At the very least though, at least I was a professional trained to understand and work with these situations as well as to make risk assessments. Hairdressers, I think, are trained to work on hair.

Martin Owens

And when your doctor, your lawyer, your banker, your dentist, your babysitter, your boss and your kids are all recruited as snoops and stool pigeons, when the guys who sell groceries and cut hair are auxiliary police with the power to ruin your life by one phone call, we'll just have such a swell society, won't we?

Everybody ratting everybody else out for the good of the society- that's what Stalin's Russia became.

Sure it's for a good cause. That's how they ALL start.

K. Dale Boley

I think you are being a bit guarded on this issue Rogier. It sounds to me like maybe you have a controlling partner. Is there something you want to tell me?

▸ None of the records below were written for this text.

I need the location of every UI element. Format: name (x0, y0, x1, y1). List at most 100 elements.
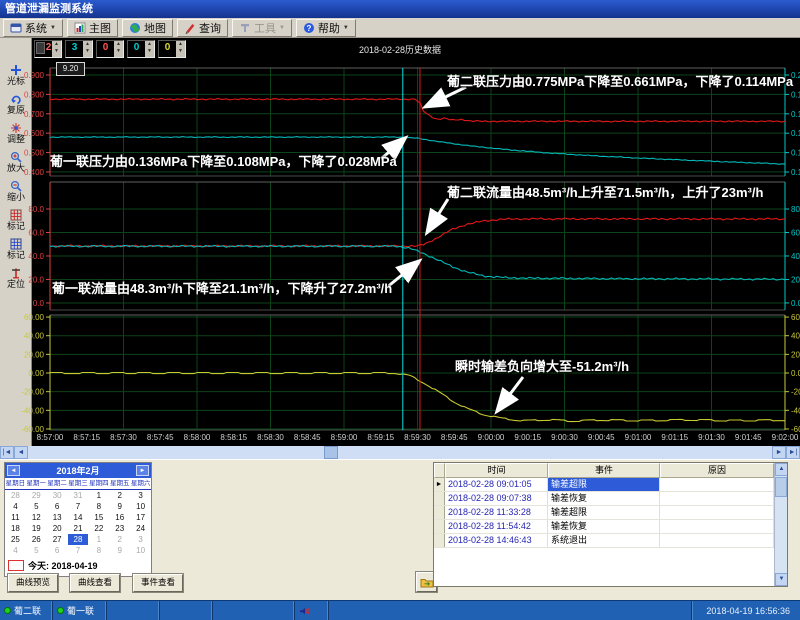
calendar-week-row: 28293031123 (5, 490, 151, 501)
calendar-day[interactable]: 10 (130, 501, 151, 512)
calendar-day[interactable]: 23 (109, 523, 130, 534)
event-reason-cell[interactable] (660, 506, 774, 519)
calendar-day-selected[interactable]: 28 (68, 534, 89, 545)
event-name-cell[interactable]: 系统退出 (548, 534, 660, 547)
calendar-day[interactable]: 2 (109, 534, 130, 545)
event-reason-cell[interactable] (660, 492, 774, 505)
calendar-day[interactable]: 4 (5, 545, 26, 556)
calendar-day[interactable]: 11 (5, 512, 26, 523)
calendar-day[interactable]: 31 (68, 490, 89, 501)
event-time-cell[interactable]: 2018-02-28 11:33:28 (445, 506, 548, 519)
event-reason-cell[interactable] (660, 534, 774, 547)
calendar-next-icon[interactable]: ► (136, 465, 149, 476)
event-name-cell[interactable]: 输差超限 (548, 478, 660, 491)
toolbar-button-system[interactable]: 系统▼ (3, 19, 63, 37)
calendar-day[interactable]: 9 (109, 545, 130, 556)
event-name-cell[interactable]: 输差超限 (548, 506, 660, 519)
calendar-day[interactable]: 8 (88, 545, 109, 556)
calendar-day[interactable]: 18 (5, 523, 26, 534)
scroll-down-icon[interactable]: ▼ (775, 573, 788, 586)
calendar-day[interactable]: 4 (5, 501, 26, 512)
calendar-day[interactable]: 6 (47, 501, 68, 512)
event-time-cell[interactable]: 2018-02-28 11:54:42 (445, 520, 548, 533)
calendar-day[interactable]: 7 (68, 501, 89, 512)
calendar-day[interactable]: 27 (47, 534, 68, 545)
calendar-day[interactable]: 30 (47, 490, 68, 501)
scroll-start-icon[interactable]: |◄ (0, 446, 14, 459)
calendar-day[interactable]: 1 (88, 490, 109, 501)
calendar-day[interactable]: 21 (68, 523, 89, 534)
calendar-day[interactable]: 1 (88, 534, 109, 545)
calendar-day[interactable]: 24 (130, 523, 151, 534)
tools-icon (239, 22, 251, 34)
scroll-up-icon[interactable]: ▲ (775, 463, 788, 476)
event-reason-cell[interactable] (660, 520, 774, 533)
column-header-3[interactable]: 原因 (660, 463, 774, 478)
event-name-cell[interactable]: 输差恢复 (548, 520, 660, 533)
scroll-thumb[interactable] (324, 446, 338, 459)
calendar-day[interactable]: 8 (88, 501, 109, 512)
toolbar-button-query[interactable]: 查询 (177, 19, 228, 37)
event-name-cell[interactable]: 输差恢复 (548, 492, 660, 505)
calendar-day[interactable]: 2 (109, 490, 130, 501)
calendar-day[interactable]: 12 (26, 512, 47, 523)
status-bar: 葡二联葡一联2018-04-19 16:56:36 (0, 600, 800, 620)
calendar-day[interactable]: 9 (109, 501, 130, 512)
event-time-cell[interactable]: 2018-02-28 14:46:43 (445, 534, 548, 547)
calendar-month-title: 2018年2月 (56, 464, 99, 477)
event-row[interactable]: 2018-02-28 11:54:42输差恢复 (434, 520, 787, 534)
event-time-cell[interactable]: 2018-02-28 09:07:38 (445, 492, 548, 505)
toolbar-button-main-view[interactable]: 主图 (67, 19, 118, 37)
time-tick-label: 9:01:30 (698, 433, 725, 442)
calendar-day[interactable]: 5 (26, 501, 47, 512)
axis-tick-label: 40.0 (28, 252, 44, 261)
calendar-day[interactable]: 19 (26, 523, 47, 534)
scroll-thumb[interactable] (775, 477, 787, 497)
event-row[interactable]: 2018-02-28 14:46:43系统退出 (434, 534, 787, 548)
calendar-day[interactable]: 25 (5, 534, 26, 545)
axis-tick-label: 0.120 (791, 149, 800, 158)
calendar-day[interactable]: 29 (26, 490, 47, 501)
toolbar-button-help[interactable]: ?帮助▼ (296, 19, 356, 37)
curve-view-button[interactable]: 曲线查看 (70, 574, 120, 592)
toolbar-button-map[interactable]: 地图 (122, 19, 173, 37)
status-datetime: 2018-04-19 16:56:36 (691, 601, 800, 620)
chart-canvas[interactable]: 0.9000.8000.7000.6000.5000.4000.2000.180… (0, 38, 800, 459)
weekday-label: 星期三 (68, 478, 89, 489)
map-globe-icon (129, 22, 141, 34)
event-row[interactable]: 2018-02-28 11:33:28输差超限 (434, 506, 787, 520)
event-reason-cell[interactable] (660, 478, 774, 491)
scroll-end-icon[interactable]: ►| (786, 446, 800, 459)
calendar-day[interactable]: 14 (68, 512, 89, 523)
calendar-day[interactable]: 3 (130, 490, 151, 501)
calendar-day[interactable]: 7 (68, 545, 89, 556)
scroll-right-icon[interactable]: ► (772, 446, 786, 459)
calendar-day[interactable]: 16 (109, 512, 130, 523)
calendar-day[interactable]: 28 (5, 490, 26, 501)
chart-h-scrollbar[interactable]: |◄◄ ►►| (0, 446, 800, 459)
event-time-cell[interactable]: 2018-02-28 09:01:05 (445, 478, 548, 491)
axis-tick-label: 0.0 (791, 299, 800, 308)
calendar-day[interactable]: 3 (130, 534, 151, 545)
column-header-2[interactable]: 事件 (548, 463, 660, 478)
calendar-day[interactable]: 6 (47, 545, 68, 556)
event-row[interactable]: ►2018-02-28 09:01:05输差超限 (434, 478, 787, 492)
table-v-scrollbar[interactable]: ▲▼ (774, 463, 787, 586)
calendar-day[interactable]: 13 (47, 512, 68, 523)
calendar-day[interactable]: 15 (88, 512, 109, 523)
annotation-arrow-5 (498, 377, 523, 410)
scroll-track[interactable] (28, 446, 772, 459)
calendar-day[interactable]: 10 (130, 545, 151, 556)
scroll-left-icon[interactable]: ◄ (14, 446, 28, 459)
calendar-prev-icon[interactable]: ◄ (7, 465, 20, 476)
curve-preview-button[interactable]: 曲线预览 (8, 574, 58, 592)
calendar-day[interactable]: 22 (88, 523, 109, 534)
calendar-day[interactable]: 26 (26, 534, 47, 545)
calendar-day[interactable]: 5 (26, 545, 47, 556)
column-header-1[interactable]: 时间 (445, 463, 548, 478)
axis-tick-label: 20.00 (791, 350, 800, 359)
event-view-button[interactable]: 事件查看 (133, 574, 183, 592)
calendar-day[interactable]: 20 (47, 523, 68, 534)
event-row[interactable]: 2018-02-28 09:07:38输差恢复 (434, 492, 787, 506)
calendar-day[interactable]: 17 (130, 512, 151, 523)
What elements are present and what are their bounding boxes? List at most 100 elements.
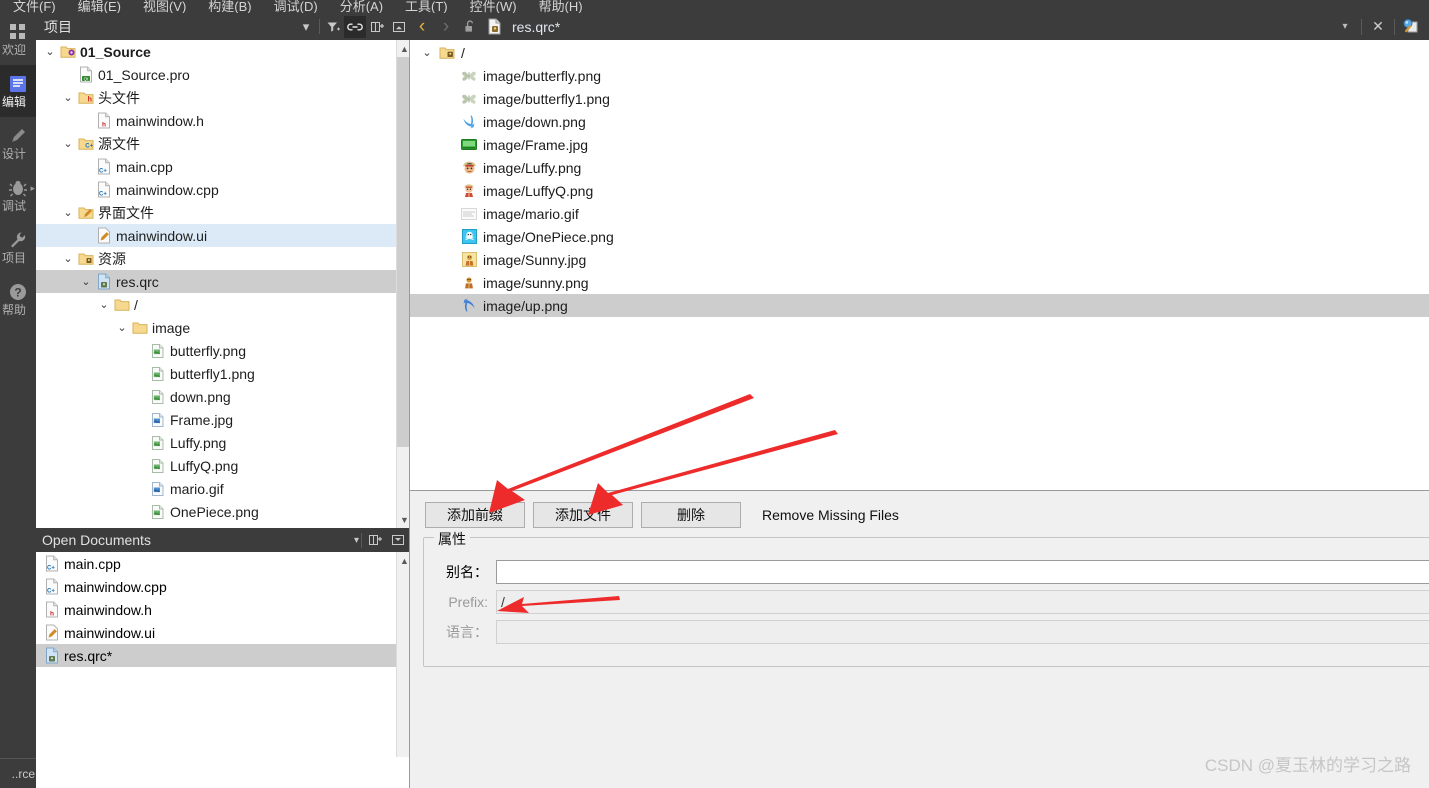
menu-item-2[interactable]: 视图(V) [132, 0, 197, 13]
open-document-row-main.cpp[interactable]: C+ main.cpp [36, 552, 396, 575]
project-tree-row-butterfly.png[interactable]: butterfly.png [36, 339, 396, 362]
link-icon[interactable] [344, 15, 366, 38]
open-documents-list[interactable]: C+ main.cpp C+ mainwindow.cpp h mainwindow.h m… [36, 552, 396, 757]
project-tree-row-头文件[interactable]: ⌄ h 头文件 [36, 86, 396, 109]
project-tree-row-源文件[interactable]: ⌄ C+ 源文件 [36, 132, 396, 155]
menu-item-7[interactable]: 控件(W) [459, 0, 528, 13]
mode-item-label: 调试 [1, 199, 26, 213]
chevron-down-icon[interactable]: ⌄ [60, 91, 76, 104]
svg-text:h: h [87, 97, 91, 104]
mode-item-欢迎[interactable]: 欢迎 [0, 13, 36, 65]
sunny-png-thumb [458, 275, 480, 290]
project-tree-row-mainwindow.cpp[interactable]: C+ mainwindow.cpp [36, 178, 396, 201]
butterfly-thumb [458, 92, 480, 106]
chevron-down-icon[interactable]: ⌄ [42, 45, 58, 58]
collapse-icon[interactable] [388, 16, 410, 38]
resource-button-remove-missing-files[interactable]: Remove Missing Files [749, 502, 912, 528]
close-editor-button[interactable]: ✕ [1366, 15, 1390, 39]
chevron-down-icon[interactable]: ⌄ [60, 252, 76, 265]
resource-button-添加前缀[interactable]: 添加前缀 [425, 502, 525, 528]
project-tree-row-mainwindow.h[interactable]: h mainwindow.h [36, 109, 396, 132]
navigate-back-button[interactable]: ‹ [410, 15, 434, 39]
project-tree-row-/[interactable]: ⌄ / [36, 293, 396, 316]
chevron-down-icon[interactable]: ⌄ [60, 137, 76, 150]
resource-row-image/sunny.png[interactable]: image/sunny.png [410, 271, 1429, 294]
resource-file-list[interactable]: ⌄ / image/butterfly.png image/butterfly1.pn… [410, 40, 1429, 491]
resource-row-image/Luffy.png[interactable]: image/Luffy.png [410, 156, 1429, 179]
project-tree-row-界面文件[interactable]: ⌄ 界面文件 [36, 201, 396, 224]
editor-dropdown-button[interactable]: ▾ [1333, 15, 1357, 39]
resource-root-row[interactable]: ⌄ / [410, 41, 1429, 64]
project-tree-row-Luffy.png[interactable]: Luffy.png [36, 431, 396, 454]
chevron-down-icon[interactable]: ⌄ [78, 275, 94, 288]
resource-row-image/down.png[interactable]: image/down.png [410, 110, 1429, 133]
prefix-input[interactable]: / [496, 590, 1429, 614]
project-tree-row-res.qrc[interactable]: ⌄ res.qrc [36, 270, 396, 293]
open-document-row-mainwindow.ui[interactable]: mainwindow.ui [36, 621, 396, 644]
resource-button-添加文件[interactable]: 添加文件 [533, 502, 633, 528]
project-tree-row-01_Source[interactable]: ⌄ 01_Source [36, 40, 396, 63]
menu-item-8[interactable]: 帮助(H) [528, 0, 594, 13]
open-document-row-mainwindow.h[interactable]: h mainwindow.h [36, 598, 396, 621]
split-add-icon[interactable] [364, 529, 386, 551]
tree-item-label: butterfly.png [170, 342, 247, 359]
resource-row-label: image/butterfly.png [483, 67, 602, 84]
split-add-icon[interactable] [366, 16, 388, 38]
project-tree-row-main.cpp[interactable]: C+ main.cpp [36, 155, 396, 178]
chevron-down-icon[interactable]: ⌄ [114, 321, 130, 334]
open-document-row-res.qrc*[interactable]: res.qrc* [36, 644, 396, 667]
project-tree-row-down.png[interactable]: down.png [36, 385, 396, 408]
chevron-down-icon[interactable]: ⌄ [418, 46, 436, 59]
resource-row-image/Frame.jpg[interactable]: image/Frame.jpg [410, 133, 1429, 156]
chevron-down-icon[interactable]: ⌄ [60, 206, 76, 219]
menu-item-6[interactable]: 工具(T) [394, 0, 459, 13]
png-file-icon [148, 343, 168, 359]
resource-row-image/butterfly1.png[interactable]: image/butterfly1.png [410, 87, 1429, 110]
project-pane-dropdown[interactable]: ▾ [295, 16, 317, 38]
menu-item-0[interactable]: 文件(F) [2, 0, 67, 13]
mode-item-设计[interactable]: 设计 [0, 117, 36, 169]
mode-item-项目[interactable]: 项目 [0, 221, 36, 273]
resource-row-image/OnePiece.png[interactable]: image/OnePiece.png [410, 225, 1429, 248]
menu-item-1[interactable]: 编辑(E) [67, 0, 132, 13]
mode-item-label: 欢迎 [1, 43, 26, 57]
resource-row-image/mario.gif[interactable]: image/mario.gif [410, 202, 1429, 225]
open-documents-dropdown[interactable]: ▾ [354, 535, 359, 546]
mode-item-编辑[interactable]: 编辑 [0, 65, 36, 117]
menu-item-3[interactable]: 构建(B) [197, 0, 262, 13]
menu-item-4[interactable]: 调试(D) [263, 0, 329, 13]
project-tree-row-01_Source.pro[interactable]: Qt 01_Source.pro [36, 63, 396, 86]
filter-icon[interactable] [322, 16, 344, 38]
chevron-down-icon[interactable]: ⌄ [96, 298, 112, 311]
project-tree-row-OnePiece.png[interactable]: OnePiece.png [36, 500, 396, 523]
chevron-right-icon[interactable]: ▸ [30, 183, 35, 194]
navigate-forward-button[interactable]: › [434, 15, 458, 39]
language-input[interactable] [496, 620, 1429, 644]
open-document-row-mainwindow.cpp[interactable]: C+ mainwindow.cpp [36, 575, 396, 598]
project-tree-row-mainwindow.ui[interactable]: mainwindow.ui [36, 224, 396, 247]
project-tree[interactable]: ⌄ 01_Source Qt 01_Source.pro ⌄ h 头文件 h mainwindo… [36, 40, 396, 528]
project-tree-row-butterfly1.png[interactable]: butterfly1.png [36, 362, 396, 385]
folder-icon [130, 320, 150, 335]
mode-item-帮助[interactable]: ? 帮助 [0, 273, 36, 325]
resource-row-image/Sunny.jpg[interactable]: image/Sunny.jpg [410, 248, 1429, 271]
alias-label: 别名： [446, 564, 488, 580]
resource-row-image/up.png[interactable]: image/up.png [410, 294, 1429, 317]
cpp-file-icon: C+ [42, 555, 62, 572]
h-file-icon: h [94, 112, 114, 129]
project-tree-row-image[interactable]: ⌄ image [36, 316, 396, 339]
collapse-icon[interactable] [386, 529, 410, 551]
project-tree-row-LuffyQ.png[interactable]: LuffyQ.png [36, 454, 396, 477]
resource-row-image/butterfly.png[interactable]: image/butterfly.png [410, 64, 1429, 87]
unlock-icon[interactable] [458, 15, 482, 39]
resource-row-image/LuffyQ.png[interactable]: image/LuffyQ.png [410, 179, 1429, 202]
mode-item-调试[interactable]: 调试 ▸ [0, 169, 36, 221]
split-editor-icon[interactable] [1399, 15, 1423, 39]
wrench-icon [8, 229, 28, 251]
resource-button-删除[interactable]: 删除 [641, 502, 741, 528]
project-tree-row-资源[interactable]: ⌄ 资源 [36, 247, 396, 270]
project-tree-row-mario.gif[interactable]: mario.gif [36, 477, 396, 500]
project-tree-row-Frame.jpg[interactable]: Frame.jpg [36, 408, 396, 431]
alias-input[interactable] [496, 560, 1429, 584]
menu-item-5[interactable]: 分析(A) [329, 0, 394, 13]
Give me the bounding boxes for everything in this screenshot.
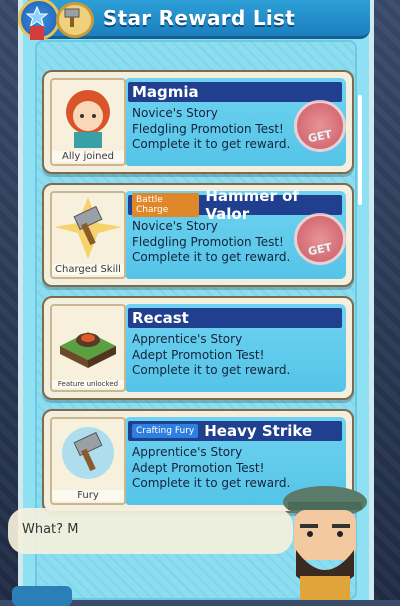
scrollbar[interactable] <box>358 95 362 205</box>
portrait-label: Feature unlocked <box>52 380 124 388</box>
card-title: Magmia <box>132 83 199 101</box>
card-description: Novice's Story Fledgling Promotion Test!… <box>132 106 290 153</box>
reward-card-recast[interactable]: Feature unlocked Recast Apprentice's Sto… <box>42 296 354 400</box>
desc-line: Novice's Story <box>132 106 218 120</box>
get-reward-button[interactable]: GET <box>294 213 346 265</box>
reward-card-magmia[interactable]: Ally joined Magmia Novice's Story Fledgl… <box>42 70 354 174</box>
card-title: Recast <box>132 309 189 327</box>
dialogue-bubble[interactable]: What? M <box>8 508 293 554</box>
card-description: Apprentice's Story Adept Promotion Test!… <box>132 332 290 379</box>
desc-line: Adept Promotion Test! <box>132 347 265 362</box>
desc-line: Complete it to get reward. <box>132 363 291 377</box>
desc-line: Apprentice's Story <box>132 445 243 459</box>
desc-line: Complete it to get reward. <box>132 476 291 490</box>
header-badges <box>12 0 94 46</box>
page-title: Star Reward List <box>102 6 296 30</box>
card-description: Apprentice's Story Adept Promotion Test!… <box>132 445 290 492</box>
card-title-bar: Crafting Fury Heavy Strike <box>128 421 342 441</box>
card-description: Novice's Story Fledgling Promotion Test!… <box>132 219 290 266</box>
reward-card-hammer-of-valor[interactable]: Charged Skill Battle Charge Hammer of Va… <box>42 183 354 287</box>
desc-line: Apprentice's Story <box>132 332 243 346</box>
hammer-badge-icon <box>56 2 94 38</box>
card-title-bar: Recast <box>128 308 342 328</box>
portrait-label: Charged Skill <box>52 264 124 275</box>
card-title-bar: Battle Charge Hammer of Valor <box>128 187 342 223</box>
get-reward-button[interactable]: GET <box>294 100 346 152</box>
dialogue-text: What? M <box>22 522 79 537</box>
desc-line: Complete it to get reward. <box>132 137 291 151</box>
recast-portrait: Feature unlocked <box>50 304 126 392</box>
heavy-strike-portrait: Fury <box>50 417 126 505</box>
card-title: Heavy Strike <box>204 422 313 440</box>
portrait-label: Ally joined <box>52 151 124 162</box>
get-button-label: GET <box>306 240 334 259</box>
desc-line: Fledgling Promotion Test! <box>132 234 284 249</box>
desc-line: Complete it to get reward. <box>132 250 291 264</box>
get-button-label: GET <box>306 127 334 146</box>
hammer-portrait: Charged Skill <box>50 191 126 279</box>
magmia-portrait: Ally joined <box>50 78 126 166</box>
card-title-bar: Magmia <box>128 82 342 102</box>
desc-line: Novice's Story <box>132 219 218 233</box>
battle-charge-tag: Battle Charge <box>132 193 200 217</box>
desc-line: Fledgling Promotion Test! <box>132 121 284 136</box>
npc-character-avatar <box>270 480 380 600</box>
bottom-menu-button[interactable] <box>12 586 72 606</box>
portrait-label: Fury <box>52 490 124 501</box>
crafting-fury-tag: Crafting Fury <box>132 424 199 438</box>
desc-line: Adept Promotion Test! <box>132 460 265 475</box>
ribbon-icon <box>30 26 44 40</box>
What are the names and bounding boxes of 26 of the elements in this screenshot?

Is that bruise on your arm really from a "fall"? Wait right there while I report this.

Wait until the "stylist" informs (incorrectly, lets assume) on one of their (soon to be previous) customers. The cops then turn this into a "no knock" warrant and bust into the home at 02:00 (that's AM, oh-dark thirty) and kill the family dog while seriously beating the husband nearly to death.

Later that week... oh, gee, we're sorry that you are not an abusive husband. Bye. Please support your local police!

(Can you tell that I read Radley's TheAgitator?)

Kevin S.

Just stepping stone to a mandate.

If a stylist suspects abuse, can't they already report it without being forced to do so? I'm not sure how this program changes anything, other than a first step towards mandatory reporting.

Steve Ruarke

I think ms.Krasniaks remarkes are to the point
and very percise.If a person goes to get their
hair done and tells the person doing their hair
about what's going on at home,and it's not very shall we say not very nice then it should
be reported right away no questions asked.
Debra Krasniak has a very good head on her
sholders and I hope she doesn't change.